Doctors: Russian Political Prisoner Alexei Navalny ‘Could Die at Any Moment’

Russian opposition leader Alexei Navalny stands inside a glass cell during a court hearing at the Babushkinsky district court in Moscow on February 20, 2021. - The Kremlin's most prominent opponent Alexei Navalny faces two court decisions on Saturday that could seal a judge's ruling to jail him for several …
KIRILL KUDRYAVTSEV/AFP via Getty Images

Russian prison officials said Monday that dissident Alexei Navalny has been moved to a prison hospital to receive “vitamin therapy” for his ailing health. Navalny’s physician, Yaroslav Ashikhmin, said his patient could “die at any moment.”

Navalny, 44, was arrested in January upon returning to Moscow from Germany, where he was treated for chemical weapons poisoning. Navalny accused Russian President Vladimir Putin of ordering FSB security agents to murder him. 

Navalny’s arrest, ostensibly on charges of violating parole from an embezzlement conviction by visiting Germany for medical treatment, was denounced by the United States and most other Western governments.

Navalny announced a hunger strike on April 1 to protest his imprisonment and the lack of medical care he received for his already deteriorating health.
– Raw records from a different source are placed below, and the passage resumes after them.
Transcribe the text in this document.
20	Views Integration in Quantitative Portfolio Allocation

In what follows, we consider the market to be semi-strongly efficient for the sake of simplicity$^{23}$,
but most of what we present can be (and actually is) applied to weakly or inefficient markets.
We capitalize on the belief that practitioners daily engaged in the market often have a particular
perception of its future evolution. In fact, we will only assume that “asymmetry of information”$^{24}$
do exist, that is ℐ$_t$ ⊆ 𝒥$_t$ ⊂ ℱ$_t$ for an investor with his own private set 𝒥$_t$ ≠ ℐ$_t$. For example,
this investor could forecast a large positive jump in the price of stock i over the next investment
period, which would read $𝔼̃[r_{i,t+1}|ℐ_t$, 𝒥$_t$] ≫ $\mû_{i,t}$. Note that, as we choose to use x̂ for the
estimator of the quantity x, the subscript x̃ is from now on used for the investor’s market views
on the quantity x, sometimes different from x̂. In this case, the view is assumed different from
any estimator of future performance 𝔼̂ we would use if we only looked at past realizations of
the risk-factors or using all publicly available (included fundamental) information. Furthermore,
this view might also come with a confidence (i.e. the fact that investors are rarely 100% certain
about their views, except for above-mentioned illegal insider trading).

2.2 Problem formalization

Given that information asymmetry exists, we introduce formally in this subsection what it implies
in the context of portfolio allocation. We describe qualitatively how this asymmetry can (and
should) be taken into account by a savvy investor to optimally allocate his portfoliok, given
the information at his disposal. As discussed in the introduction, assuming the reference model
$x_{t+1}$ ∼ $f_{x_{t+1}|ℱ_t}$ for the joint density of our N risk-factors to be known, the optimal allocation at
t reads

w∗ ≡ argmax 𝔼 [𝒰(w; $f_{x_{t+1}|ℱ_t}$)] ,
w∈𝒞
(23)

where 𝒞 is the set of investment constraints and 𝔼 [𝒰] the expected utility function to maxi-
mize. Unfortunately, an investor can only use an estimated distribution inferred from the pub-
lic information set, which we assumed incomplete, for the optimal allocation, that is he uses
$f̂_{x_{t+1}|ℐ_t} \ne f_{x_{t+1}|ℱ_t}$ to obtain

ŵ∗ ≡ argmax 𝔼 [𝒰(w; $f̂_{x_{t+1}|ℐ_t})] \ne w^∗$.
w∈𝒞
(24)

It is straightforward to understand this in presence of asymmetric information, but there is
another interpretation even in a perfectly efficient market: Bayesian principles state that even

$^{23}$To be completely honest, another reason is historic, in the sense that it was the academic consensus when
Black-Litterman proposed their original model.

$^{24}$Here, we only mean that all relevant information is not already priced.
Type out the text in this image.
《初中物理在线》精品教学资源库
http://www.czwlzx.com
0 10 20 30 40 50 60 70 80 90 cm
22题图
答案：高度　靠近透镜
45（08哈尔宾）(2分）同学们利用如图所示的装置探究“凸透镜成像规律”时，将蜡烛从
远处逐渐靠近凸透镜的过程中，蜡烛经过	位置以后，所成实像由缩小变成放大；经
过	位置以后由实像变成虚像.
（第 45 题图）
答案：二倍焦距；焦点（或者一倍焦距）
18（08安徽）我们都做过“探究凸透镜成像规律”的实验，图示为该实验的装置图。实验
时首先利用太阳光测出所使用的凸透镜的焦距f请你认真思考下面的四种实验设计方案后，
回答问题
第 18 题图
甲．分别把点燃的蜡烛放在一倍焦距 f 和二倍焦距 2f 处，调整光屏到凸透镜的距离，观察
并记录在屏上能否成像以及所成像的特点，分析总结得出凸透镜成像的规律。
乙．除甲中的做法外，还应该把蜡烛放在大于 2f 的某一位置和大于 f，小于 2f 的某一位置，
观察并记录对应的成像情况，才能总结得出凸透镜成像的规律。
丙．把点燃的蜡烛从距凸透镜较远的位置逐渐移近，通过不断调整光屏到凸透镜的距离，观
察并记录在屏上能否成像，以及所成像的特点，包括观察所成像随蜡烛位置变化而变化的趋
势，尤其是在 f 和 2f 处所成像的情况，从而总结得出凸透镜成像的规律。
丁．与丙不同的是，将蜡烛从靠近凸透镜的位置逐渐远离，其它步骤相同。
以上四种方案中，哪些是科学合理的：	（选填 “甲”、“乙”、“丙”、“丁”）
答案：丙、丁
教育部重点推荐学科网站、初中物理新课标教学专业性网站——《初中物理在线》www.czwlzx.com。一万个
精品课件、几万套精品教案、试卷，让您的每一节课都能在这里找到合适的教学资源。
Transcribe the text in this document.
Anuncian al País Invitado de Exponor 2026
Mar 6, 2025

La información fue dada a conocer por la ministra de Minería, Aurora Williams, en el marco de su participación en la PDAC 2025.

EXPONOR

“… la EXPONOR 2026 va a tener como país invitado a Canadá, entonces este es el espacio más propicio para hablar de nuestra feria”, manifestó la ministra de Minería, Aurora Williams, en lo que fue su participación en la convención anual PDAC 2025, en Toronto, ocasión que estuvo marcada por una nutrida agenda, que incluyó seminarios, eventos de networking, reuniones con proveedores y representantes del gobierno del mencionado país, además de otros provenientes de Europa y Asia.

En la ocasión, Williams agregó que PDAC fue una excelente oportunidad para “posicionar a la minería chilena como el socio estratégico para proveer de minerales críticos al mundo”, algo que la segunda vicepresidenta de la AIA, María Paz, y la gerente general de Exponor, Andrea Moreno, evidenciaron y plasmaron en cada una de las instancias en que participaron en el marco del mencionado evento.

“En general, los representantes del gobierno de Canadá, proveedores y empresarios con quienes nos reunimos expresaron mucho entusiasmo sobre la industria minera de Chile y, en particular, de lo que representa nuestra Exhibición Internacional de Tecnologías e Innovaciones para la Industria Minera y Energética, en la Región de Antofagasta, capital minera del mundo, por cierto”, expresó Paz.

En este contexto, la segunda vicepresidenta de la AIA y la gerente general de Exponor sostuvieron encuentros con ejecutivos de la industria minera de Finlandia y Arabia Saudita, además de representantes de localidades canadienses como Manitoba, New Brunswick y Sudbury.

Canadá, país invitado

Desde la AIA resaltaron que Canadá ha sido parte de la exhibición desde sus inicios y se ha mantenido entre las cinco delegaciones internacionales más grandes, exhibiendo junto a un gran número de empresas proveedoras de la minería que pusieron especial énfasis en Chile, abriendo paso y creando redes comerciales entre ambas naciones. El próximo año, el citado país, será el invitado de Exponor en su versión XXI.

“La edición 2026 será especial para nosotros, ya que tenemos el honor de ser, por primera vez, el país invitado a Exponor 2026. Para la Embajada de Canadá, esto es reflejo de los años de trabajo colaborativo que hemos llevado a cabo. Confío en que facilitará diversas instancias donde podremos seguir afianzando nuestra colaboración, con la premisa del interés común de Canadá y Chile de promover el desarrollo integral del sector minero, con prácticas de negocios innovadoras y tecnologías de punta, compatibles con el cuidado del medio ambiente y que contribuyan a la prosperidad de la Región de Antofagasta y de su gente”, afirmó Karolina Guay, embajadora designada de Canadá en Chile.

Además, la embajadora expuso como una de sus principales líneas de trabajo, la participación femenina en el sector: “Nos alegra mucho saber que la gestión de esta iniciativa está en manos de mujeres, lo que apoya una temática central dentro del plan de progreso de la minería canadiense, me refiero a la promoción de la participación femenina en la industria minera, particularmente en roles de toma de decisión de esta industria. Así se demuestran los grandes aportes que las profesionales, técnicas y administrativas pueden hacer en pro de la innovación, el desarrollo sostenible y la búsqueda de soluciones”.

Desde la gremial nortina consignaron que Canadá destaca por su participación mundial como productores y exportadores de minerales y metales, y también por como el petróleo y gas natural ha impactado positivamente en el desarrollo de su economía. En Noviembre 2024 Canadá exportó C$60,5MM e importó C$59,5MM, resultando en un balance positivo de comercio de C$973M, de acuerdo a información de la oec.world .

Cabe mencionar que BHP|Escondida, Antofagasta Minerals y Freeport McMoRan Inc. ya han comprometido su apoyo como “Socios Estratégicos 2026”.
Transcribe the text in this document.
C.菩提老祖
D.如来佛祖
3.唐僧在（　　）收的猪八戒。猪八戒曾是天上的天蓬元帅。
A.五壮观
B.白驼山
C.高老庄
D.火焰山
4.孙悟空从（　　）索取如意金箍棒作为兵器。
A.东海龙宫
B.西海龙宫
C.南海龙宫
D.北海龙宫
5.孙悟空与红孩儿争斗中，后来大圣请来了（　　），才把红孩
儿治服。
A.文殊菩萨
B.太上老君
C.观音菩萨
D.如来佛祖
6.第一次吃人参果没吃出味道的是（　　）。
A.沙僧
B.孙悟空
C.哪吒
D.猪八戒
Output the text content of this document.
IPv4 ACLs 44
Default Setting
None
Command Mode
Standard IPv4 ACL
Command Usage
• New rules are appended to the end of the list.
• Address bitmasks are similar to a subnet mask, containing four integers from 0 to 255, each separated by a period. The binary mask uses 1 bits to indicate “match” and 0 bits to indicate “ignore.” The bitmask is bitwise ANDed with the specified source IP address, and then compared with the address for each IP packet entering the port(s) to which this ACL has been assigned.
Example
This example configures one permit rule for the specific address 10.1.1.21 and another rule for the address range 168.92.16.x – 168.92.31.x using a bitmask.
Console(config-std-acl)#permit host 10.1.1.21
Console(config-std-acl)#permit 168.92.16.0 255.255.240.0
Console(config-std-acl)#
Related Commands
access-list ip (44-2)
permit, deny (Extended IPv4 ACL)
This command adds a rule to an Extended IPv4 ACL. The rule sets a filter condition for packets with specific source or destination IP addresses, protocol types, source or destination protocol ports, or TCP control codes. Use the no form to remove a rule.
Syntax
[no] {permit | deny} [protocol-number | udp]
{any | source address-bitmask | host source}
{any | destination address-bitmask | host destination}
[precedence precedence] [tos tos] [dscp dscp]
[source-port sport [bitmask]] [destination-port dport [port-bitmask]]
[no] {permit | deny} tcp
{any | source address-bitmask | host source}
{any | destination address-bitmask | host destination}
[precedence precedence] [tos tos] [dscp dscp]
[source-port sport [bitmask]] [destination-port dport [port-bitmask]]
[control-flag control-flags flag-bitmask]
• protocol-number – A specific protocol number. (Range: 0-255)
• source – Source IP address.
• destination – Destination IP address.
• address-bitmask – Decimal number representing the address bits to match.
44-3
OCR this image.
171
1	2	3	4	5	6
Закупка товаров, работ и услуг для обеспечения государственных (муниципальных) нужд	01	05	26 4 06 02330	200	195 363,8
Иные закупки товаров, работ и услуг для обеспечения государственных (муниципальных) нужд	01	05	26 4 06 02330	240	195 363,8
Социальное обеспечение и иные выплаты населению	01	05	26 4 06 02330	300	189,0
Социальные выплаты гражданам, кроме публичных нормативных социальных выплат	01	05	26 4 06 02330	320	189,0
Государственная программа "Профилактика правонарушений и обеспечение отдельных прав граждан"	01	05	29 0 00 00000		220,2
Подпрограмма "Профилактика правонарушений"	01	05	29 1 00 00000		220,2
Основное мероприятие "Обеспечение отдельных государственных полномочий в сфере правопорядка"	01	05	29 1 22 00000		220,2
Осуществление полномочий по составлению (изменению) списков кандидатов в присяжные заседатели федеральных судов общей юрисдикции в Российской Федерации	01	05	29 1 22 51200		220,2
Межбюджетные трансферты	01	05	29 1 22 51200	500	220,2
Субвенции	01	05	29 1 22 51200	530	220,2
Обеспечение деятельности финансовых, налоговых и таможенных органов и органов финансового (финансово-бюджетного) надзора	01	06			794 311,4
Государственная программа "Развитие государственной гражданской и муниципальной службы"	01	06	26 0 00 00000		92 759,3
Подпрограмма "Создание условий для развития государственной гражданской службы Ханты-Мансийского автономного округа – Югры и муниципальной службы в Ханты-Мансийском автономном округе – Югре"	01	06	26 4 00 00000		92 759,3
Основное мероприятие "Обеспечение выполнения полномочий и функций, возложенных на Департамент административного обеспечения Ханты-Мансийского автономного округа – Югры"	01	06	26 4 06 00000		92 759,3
He said his jailers responded by attempting to force-feed him. 

On Sunday, Navalny’s doctors said they were denied access to their patient after waiting two hours outside the notorious Pokrov prison camp. Physician Yaroslav Ashikhmin and Russian Alliance of Doctors leader Anastasiya Vasilyeva denounced Navalny’s treatment and said his health is in serious jeopardy, as reported by Sky News:

Mr. Ashikhmin said Navalny could be on the verge of death, as latest test results show extremely high potassium levels, which put him at risk of cardiac arrest.

The physician also says he has high creatinine levels, which suggest his kidneys are damaged.

“Our patient could die at any moment,” he wrote on Facebook.

Ms. Vasilyeva called his treatment in jail ”cruel and monstrous” and she demanded “action must be taken immediately” to address his condition.

Several doctors wrote a letter to the regional branch of the Russian Federal Penitentiary Service (FISN) over the weekend, pleading for permission to examine him. According to Navalny’s lawyer, Olga Mikhailova, about 2,000 doctors have signed an open letter demanding doctors he trusts be granted access to him, possibly including the doctors who treated him in Germany. The Kremlin rebuffed these requests as unacceptable demands for “special treatment” of a prisoner.

Prison officials said Monday that Navalny has been transferred to a “regional hospital for convicts,” located in a different prison camp, but insisted his condition is not serious.

“Navalny’s health condition is assessed as satisfactory and he is examined daily by a general practitioner. The patient has been prescribed vitamin therapy with his consent,” the regional prison service stated.

The head of Navalny’s Anti-Corruption Foundation, Ivan Zhdanov, dismissed the prison statement as proof “Navalny’s condition has gotten so bad that even a torture farm acknowledges it.”

“It is absolutely clear that we will now be given something like ‘good news’ about Alexei’s condition before the rally. Don’t get fooled. We can only get truthful information from his lawyers,” Zhdanov said, referring to the massive protests planned to coincide with Putin’s state-of-Russia address on Wednesday evening.

Vasilyeva, who was detained and fined for attempting to visit Navalny in prison last week, said Monday that the facility Navalny was transferred to is no better than the Pokrov prison camp where he has been held. She called the IK-3 facility “a prison where tuberculosis is treated” and “not at all a hospital where they can diagnose and prescribe treatment for his problems.”

While Navalny languishes in prison, Russian prosecutors are attempting to ban his Anti-Corruption Foundation as an “extremist organization.” Amnesty International denounced this effort on Saturday, noting Russia has a “long history of abusing ‘anti-extremism’ legislation” and warning thousands of people affiliated with the foundation could be subject to arrest and abuse.

President Joe Biden reportedly did not mention Navalny during his “businesslike” telephone conversation with Putin last week, according to both the White House readout of the call and Kremlin statements. He also neglected to mention Navalny in a speech he gave Thursday after announcing sanctions against Russia for “election interference,” hacking, the military buildup against Ukraine, and other “malign activities.”

On Saturday, however, Biden told reporters at a golf club in Delaware that Navalny’s treatment was “totally, totally unfair” and “totally inappropriate.”